Water Treatment

Water Treatment > Quality Water Solutions > Operational Issues > Beneficial Reuse of Solid Residuals

Many water utilities have come to see their residuals as a raw material rather than a waste. This shift in perspective is due, to a great degree, to rising landfill costs and increasing regulatory control. The ongoing search for practical ways to use water treatment plant residuals has led to a number of interesting applications. Here are some of the more promising and successful ones:

  • Landscaping to fill in or build features. Residuals are being used to create hills in parks and golf courses, as well as to fill in small quarries.
  • Remediating poor or spent soils by improving nutrient content.
  • Enhancing a soil's water holding and release capacity. Since most residues retain some flocculant capacity, they enable soils to absorb moisture which can retard cracking in dry weather and help prevent muddy conditions in light rains.
  • Preventing phosphorus run-off. Soils laden with soluble phosphorus, usually due to overfertilization, allow phosphorus to run off. This is a major cause of surface water eutrophication. Residuals from water plants using aluminum-based coagulants are being applied to fields to convert soluble phosphorus to an insoluble form.
  • Blending with wastewater treatment plant solids to tie up monophosphorus. This is especially important in states that regulate biosolids based on phosphorus level rather than nitrogen content.
  • Applying them in tree farms and other silvacultural applications to promote growth by acidifying the soil and providing some nutrients and organics.
  • Mixing it with compost as a source of nutrients and bulk. The mixture can then be used as a top soil or a potting soil.
  • Placing it beneath road beds as a grading material.
  • Using it in cinder block or mixing it with fly ash to make aquarium gravel.
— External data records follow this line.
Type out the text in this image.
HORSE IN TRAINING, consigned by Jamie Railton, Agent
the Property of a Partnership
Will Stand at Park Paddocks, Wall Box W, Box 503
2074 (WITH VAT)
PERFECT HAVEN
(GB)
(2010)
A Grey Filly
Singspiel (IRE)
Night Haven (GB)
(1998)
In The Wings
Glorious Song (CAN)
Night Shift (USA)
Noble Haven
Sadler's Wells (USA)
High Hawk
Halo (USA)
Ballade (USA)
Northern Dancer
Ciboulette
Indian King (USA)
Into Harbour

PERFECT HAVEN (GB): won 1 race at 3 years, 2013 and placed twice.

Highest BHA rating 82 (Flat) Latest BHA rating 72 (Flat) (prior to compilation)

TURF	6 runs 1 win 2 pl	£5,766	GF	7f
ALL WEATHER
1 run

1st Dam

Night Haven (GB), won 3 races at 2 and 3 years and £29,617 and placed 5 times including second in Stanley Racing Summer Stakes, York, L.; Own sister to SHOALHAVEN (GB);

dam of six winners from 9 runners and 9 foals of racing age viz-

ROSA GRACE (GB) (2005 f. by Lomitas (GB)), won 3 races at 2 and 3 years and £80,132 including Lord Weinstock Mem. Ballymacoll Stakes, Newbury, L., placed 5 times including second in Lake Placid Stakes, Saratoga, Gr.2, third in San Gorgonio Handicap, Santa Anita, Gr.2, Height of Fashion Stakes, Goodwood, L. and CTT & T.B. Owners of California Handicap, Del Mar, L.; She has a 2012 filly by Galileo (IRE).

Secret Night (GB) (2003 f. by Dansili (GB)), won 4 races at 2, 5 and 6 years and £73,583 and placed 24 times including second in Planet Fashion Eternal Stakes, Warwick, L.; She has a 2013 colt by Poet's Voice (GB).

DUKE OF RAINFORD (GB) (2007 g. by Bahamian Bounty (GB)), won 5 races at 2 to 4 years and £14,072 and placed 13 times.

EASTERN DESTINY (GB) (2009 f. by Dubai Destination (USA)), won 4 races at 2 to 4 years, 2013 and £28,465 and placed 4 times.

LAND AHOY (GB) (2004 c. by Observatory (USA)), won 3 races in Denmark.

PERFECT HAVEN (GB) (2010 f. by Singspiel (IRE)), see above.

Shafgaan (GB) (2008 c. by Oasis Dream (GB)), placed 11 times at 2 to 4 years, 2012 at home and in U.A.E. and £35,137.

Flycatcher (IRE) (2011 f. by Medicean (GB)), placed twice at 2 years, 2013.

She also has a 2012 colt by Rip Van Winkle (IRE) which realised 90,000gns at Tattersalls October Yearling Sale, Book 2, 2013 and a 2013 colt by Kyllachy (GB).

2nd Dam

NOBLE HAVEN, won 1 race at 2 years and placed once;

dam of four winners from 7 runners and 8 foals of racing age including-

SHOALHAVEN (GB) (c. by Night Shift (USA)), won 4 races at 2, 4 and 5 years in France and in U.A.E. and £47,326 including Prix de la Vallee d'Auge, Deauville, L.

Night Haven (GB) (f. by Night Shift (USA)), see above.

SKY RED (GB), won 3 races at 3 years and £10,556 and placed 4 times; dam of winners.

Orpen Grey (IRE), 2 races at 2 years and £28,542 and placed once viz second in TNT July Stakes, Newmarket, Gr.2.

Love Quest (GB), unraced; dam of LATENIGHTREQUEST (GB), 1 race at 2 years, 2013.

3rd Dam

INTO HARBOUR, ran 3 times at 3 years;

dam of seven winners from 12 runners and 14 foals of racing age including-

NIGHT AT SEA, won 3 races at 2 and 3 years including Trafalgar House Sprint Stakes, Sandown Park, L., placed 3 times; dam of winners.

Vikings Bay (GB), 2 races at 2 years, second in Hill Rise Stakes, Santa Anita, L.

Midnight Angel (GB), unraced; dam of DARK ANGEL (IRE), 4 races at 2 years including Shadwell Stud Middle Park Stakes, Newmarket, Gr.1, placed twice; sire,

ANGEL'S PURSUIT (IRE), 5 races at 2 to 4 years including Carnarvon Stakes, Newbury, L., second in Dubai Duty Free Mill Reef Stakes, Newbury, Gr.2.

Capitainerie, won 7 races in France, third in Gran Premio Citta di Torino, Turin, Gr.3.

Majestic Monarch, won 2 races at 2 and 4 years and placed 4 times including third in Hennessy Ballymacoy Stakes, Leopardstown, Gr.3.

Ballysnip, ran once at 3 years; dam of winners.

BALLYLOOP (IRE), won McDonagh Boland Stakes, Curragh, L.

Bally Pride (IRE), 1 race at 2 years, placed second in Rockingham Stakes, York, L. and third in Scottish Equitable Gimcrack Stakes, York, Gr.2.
Residuals from plants using aluminum-based coagulants tends to have lower heavy metal levels than those from plants using iron-based coagulants. The presence of heavy metals may restrict use of a residual in some applications.

In reusing residual solids, water treatment plants generally have to reduce water content well below that of residuals placed in landfills. Use of polyaluminum hydroxychloride coagulants reduces the level of aluminum in the residual, improving drainage and making it much easier to dewater.